By Evelyn Weiss Francisco, vice president, Caryl Communications
A reporter from a top real estate publication is writing a piece on your recent transaction or a service your firm is about to launch.
Opportunity is knocking — and so (maybe) are your knees. No need to worry! Here are some proven tips for success every time you interact with the media.
When you have advance notice of an interview, practice the Boy Scout motto and prepare.
For example, if the reporter is interested in a commercial real estate transaction, the first step is to get approval from the client and key decision makers at your firm that you are at liberty to discuss the deal.
Once that is confirmed, gather all of the key figures on the transaction, including purchase price and square footage of the property.
Advance notice also enables you to work on conveying a clear message on why this transaction should garner press. To do that, ask yourself some of the following questions:
• What makes this transaction significant and/or unique?
• What are the trends in this specific sector of the market and/or region?
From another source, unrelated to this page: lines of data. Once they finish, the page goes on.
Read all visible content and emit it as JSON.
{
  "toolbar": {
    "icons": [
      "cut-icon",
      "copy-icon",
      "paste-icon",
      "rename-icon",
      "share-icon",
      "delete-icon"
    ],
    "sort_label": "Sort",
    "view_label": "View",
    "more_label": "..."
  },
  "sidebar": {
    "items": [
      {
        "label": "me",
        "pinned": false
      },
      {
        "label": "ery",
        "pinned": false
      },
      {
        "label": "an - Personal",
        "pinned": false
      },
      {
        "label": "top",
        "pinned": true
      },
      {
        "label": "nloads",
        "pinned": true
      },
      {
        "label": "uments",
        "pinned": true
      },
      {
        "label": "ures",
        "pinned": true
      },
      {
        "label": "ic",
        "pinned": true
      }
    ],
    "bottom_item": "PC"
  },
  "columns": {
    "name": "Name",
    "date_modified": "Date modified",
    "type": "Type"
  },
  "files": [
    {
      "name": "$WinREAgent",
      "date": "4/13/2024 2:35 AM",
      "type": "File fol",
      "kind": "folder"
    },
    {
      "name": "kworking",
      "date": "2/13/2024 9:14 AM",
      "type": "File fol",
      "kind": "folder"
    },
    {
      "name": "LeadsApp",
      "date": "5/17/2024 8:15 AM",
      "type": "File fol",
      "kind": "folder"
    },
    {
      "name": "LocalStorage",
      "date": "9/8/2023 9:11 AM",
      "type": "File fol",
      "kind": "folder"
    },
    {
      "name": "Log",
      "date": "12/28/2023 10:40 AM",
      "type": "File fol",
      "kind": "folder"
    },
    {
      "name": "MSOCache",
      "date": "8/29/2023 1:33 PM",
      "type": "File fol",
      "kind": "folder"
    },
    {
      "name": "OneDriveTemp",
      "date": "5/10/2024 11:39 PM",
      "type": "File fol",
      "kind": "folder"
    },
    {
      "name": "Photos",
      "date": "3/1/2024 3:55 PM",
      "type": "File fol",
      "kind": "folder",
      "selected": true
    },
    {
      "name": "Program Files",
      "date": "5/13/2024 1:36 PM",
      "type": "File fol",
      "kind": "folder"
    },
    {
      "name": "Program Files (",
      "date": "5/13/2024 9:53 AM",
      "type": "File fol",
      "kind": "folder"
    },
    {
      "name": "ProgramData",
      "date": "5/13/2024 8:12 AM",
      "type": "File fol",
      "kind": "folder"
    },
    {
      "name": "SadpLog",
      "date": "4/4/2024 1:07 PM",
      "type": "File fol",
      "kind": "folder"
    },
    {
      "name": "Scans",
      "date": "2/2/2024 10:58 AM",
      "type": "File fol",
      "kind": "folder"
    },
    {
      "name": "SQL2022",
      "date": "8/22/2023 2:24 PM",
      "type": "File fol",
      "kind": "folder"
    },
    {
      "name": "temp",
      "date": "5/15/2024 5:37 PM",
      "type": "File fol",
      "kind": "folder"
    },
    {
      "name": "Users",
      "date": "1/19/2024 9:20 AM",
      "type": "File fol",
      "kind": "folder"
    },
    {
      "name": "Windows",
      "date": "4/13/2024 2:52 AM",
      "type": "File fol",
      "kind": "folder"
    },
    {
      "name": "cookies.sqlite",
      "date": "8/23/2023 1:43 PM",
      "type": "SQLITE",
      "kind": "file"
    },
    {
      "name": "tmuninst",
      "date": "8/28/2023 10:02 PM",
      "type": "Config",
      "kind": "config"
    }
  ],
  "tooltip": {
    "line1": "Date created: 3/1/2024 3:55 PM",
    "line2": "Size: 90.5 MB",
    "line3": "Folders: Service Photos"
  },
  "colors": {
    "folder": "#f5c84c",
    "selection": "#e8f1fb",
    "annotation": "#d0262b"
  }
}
• Does your firm expect to complete additional deals within this sector or region in the short-term that you can discuss? (Again, confirm that you are at liberty to talk about other transactions.)
• Are photos of the property or renderings available to send the reporter?
Golden Rules for Media Success
All of your advance preparation is sure to serve you well. Here are some final “do’s and don’ts” to remember each time you interact with members of the media:
• Be courteous and diplomatic
• Stick to facts
• Help the reporter — suggest sources if you do not have all of the information
• Compromise the confidentiality of a client
• Say “no comment”
If your company has a marketing department or works with a PR firm, be sure to let them know that a member of the media has reached out to you.
They will assist you in preparing for an interview and also will directly work with the media on your behalf, helping to ensure that the process runs smoothly and, most importantly, that you and your firm are positioned properly.